The authorities of the Latvian capital Riga dismantled the largest Soviet-era monument in the Baltic states on August 25, despite protests from the local Russian-speaking community demanding that the monument be preserved, LSM.lv, a Latvian news website, reported on August 26.
According to the AFP news agency, demolition equipment was used to tear down the World War Two memorial. Latvian authorities argued that it had become a rallying point for Kremlin supporters.
The Monument to the Liberators of Soviet Latvia and Riga from the German Fascist Invaders, as the edifice is officially known, was erected in 1985 in Riga’s Pardaugava district. It included statues of soldiers and a woman, with a 79-metre obelisk between them.
On August 25, the last element of the memorial, the obelisk, was dismantled. It was taken down amid loud cheers from the people watching the demolition.
After the removal of the obelisk, traffic was allowed to move again in the surrounding streets. However, pedestrians were still not allowed to approach the dismantled monument and police were on duty in the area.
The local authorities had to demolish the monument after the country’s parliament voted in favour of removing all remaining statues, plaques and bas-reliefs commemorating the Soviet era by mid-November.
Latvia’s ethnic Russian community, which makes up a third of the country’s population, protested against the removal of the monument. Thousands of Russian speakers used to gather at the monument every year on May 9 to commemorate the victory over Nazi Germany in 1945.
For many ethnic Latvians, however, this date marked the beginning of the Soviet occupation, which lasted until 1991.
The memorial has been controversial from the start. The original idea was to depict a woman with a baby in her arms waiting for her husband to return from war. However, the project did not pass the censors and a theme closer to traditional Soviet WW2 iconography was chosen instead.
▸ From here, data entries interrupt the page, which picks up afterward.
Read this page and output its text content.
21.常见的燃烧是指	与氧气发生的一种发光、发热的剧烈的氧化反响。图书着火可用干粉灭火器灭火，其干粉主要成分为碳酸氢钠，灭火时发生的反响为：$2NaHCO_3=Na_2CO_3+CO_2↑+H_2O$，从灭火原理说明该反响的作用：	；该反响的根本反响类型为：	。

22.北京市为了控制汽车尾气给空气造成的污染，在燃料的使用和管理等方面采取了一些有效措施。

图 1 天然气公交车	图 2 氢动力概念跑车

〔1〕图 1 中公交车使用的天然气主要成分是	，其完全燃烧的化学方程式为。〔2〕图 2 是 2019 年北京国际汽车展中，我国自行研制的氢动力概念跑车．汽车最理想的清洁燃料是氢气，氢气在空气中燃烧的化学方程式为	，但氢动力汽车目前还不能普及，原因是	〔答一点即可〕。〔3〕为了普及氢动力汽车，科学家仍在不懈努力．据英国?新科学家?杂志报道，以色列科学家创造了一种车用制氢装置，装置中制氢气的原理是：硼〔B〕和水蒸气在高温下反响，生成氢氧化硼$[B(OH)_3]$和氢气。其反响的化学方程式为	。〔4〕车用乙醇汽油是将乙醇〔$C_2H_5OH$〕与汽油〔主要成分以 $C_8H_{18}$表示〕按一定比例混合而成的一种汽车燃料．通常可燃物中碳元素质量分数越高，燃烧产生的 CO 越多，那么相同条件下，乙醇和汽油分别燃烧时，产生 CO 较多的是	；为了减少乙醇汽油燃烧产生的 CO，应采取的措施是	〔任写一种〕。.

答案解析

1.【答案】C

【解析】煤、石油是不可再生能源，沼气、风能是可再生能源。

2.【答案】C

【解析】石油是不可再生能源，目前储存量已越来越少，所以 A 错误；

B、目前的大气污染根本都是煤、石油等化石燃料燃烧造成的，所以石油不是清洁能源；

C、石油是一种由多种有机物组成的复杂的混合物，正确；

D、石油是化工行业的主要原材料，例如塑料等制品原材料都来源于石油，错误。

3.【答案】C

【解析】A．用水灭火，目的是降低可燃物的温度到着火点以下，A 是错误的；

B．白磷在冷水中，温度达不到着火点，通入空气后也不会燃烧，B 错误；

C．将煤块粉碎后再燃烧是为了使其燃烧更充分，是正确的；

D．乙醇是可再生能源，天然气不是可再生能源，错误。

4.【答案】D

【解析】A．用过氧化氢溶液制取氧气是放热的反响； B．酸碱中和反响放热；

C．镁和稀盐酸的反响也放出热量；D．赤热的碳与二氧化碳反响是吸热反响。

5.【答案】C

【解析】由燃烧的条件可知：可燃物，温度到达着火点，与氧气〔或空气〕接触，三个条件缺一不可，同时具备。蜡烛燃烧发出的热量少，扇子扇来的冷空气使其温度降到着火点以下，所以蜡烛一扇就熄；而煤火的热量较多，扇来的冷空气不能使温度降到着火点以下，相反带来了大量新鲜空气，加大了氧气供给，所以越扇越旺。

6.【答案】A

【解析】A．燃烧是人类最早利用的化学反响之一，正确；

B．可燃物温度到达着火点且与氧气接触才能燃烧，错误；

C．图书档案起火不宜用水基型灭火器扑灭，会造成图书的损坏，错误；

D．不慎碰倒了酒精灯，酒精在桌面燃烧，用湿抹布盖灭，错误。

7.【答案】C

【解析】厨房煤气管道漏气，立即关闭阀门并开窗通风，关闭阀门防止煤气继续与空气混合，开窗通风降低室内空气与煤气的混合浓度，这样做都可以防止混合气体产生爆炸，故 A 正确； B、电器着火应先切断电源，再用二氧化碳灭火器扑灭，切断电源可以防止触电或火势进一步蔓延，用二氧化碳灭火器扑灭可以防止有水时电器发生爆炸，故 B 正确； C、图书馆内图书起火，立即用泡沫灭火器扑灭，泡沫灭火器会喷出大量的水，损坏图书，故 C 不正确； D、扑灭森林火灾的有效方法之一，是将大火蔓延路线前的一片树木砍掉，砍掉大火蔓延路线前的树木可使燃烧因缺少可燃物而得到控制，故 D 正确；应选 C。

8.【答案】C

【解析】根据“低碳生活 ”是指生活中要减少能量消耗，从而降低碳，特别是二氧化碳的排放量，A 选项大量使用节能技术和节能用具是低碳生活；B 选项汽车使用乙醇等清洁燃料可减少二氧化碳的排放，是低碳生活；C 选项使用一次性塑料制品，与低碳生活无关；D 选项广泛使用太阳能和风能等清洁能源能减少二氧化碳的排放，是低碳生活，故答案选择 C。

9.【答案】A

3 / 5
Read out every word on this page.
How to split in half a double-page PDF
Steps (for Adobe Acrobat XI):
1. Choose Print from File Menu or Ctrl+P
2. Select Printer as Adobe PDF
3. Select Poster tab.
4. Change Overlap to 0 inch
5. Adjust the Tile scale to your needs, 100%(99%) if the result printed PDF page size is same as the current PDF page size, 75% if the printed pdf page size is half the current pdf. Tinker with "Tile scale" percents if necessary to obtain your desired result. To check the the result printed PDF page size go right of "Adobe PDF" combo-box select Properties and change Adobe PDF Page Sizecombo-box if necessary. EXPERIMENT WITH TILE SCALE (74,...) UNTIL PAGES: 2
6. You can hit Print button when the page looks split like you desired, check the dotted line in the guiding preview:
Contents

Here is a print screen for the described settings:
One of the sculptors, Lev Bukovsky, had also served in a Waffen SS division during the war, LSM.lv said.
In 1997, a group of activists tried to demolish the monument with dynamite, but the explosives detonated prematurely and killed two people. This time, neither explosives nor a wrecking ball were used to dismantle the monument. The work, which took three days, cost around €2.1mn.
The dismantling of the memorial came a week after the removal of a Soviet-era monument Estonia’s city of Narva, which has a large Russian-speaking community. This week Tallinn also removed the Nomme stone monument and is poised to demolish the Maarjamae memorial.
After Estonia took down the monument – a replica of a T-34 tank with a red Soviet star – the Russian hacker group Killnet launched a wave of cyber-attacks against Estonian public institutions and private organisations. Tallinn called the attacks the biggest since 2007, but stressed that they were “ineffective”.
A World War Two memorial has been recently dismantled in the centre of Lithuania’s third biggest city Klaipeda. A memorial for Red Army soldiers in Antakalnis Cemetery in Vilnius is slated for demolition in autumn.